A first-order method for nonconvex-strongly-concave constrained minimax optimization
This work addresses constrained minimax optimization, a problem relevant for machine learning and game theory, but it is incremental as it builds on existing methods with a specific complexity improvement.
The paper tackles the problem of nonconvex-strongly-concave constrained minimax optimization by proposing a first-order augmented Lagrangian method, achieving an operation complexity of O(ε^{-3.5} log ε^{-1}) for finding an ε-KKT solution, which improves the previous best by a factor of ε^{-0.5}.

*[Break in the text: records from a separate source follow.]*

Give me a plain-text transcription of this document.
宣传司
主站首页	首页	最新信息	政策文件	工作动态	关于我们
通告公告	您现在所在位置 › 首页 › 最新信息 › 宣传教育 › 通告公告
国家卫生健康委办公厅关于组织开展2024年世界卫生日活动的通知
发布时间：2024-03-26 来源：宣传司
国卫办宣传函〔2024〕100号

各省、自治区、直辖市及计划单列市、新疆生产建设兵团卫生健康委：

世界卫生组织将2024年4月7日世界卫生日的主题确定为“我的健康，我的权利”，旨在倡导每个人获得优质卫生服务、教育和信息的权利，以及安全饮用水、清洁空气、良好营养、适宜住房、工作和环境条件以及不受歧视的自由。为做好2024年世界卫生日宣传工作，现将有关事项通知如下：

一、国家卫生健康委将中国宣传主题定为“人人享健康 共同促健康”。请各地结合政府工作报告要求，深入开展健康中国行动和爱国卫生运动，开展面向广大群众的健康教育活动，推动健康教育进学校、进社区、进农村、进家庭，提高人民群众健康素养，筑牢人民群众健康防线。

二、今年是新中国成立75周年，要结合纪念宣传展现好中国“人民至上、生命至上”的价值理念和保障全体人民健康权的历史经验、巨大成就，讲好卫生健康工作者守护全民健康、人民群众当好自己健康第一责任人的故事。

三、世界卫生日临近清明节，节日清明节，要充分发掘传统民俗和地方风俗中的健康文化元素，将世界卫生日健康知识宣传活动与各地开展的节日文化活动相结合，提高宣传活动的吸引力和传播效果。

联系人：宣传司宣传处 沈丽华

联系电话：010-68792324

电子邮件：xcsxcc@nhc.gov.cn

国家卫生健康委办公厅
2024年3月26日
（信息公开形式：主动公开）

In this paper we study a nonconvex-strongly-concave constrained minimax problem. Specifically, we propose a first-order augmented Lagrangian method for solving it, whose subproblems are nonconvex-strongly-concave unconstrained minimax problems and suitably solved by a first-order method developed in this paper that leverages the strong concavity structure. Under suitable assumptions, the proposed method achieves an operation complexity of $O(\varepsilon^{-3.5}\log\varepsilon^{-1})$, measured in terms of its fundamental operations, for finding an $\varepsilon$-KKT solution of the constrained minimax problem, which improves the previous best-known operation complexity by a factor of $\varepsilon^{-0.5}$.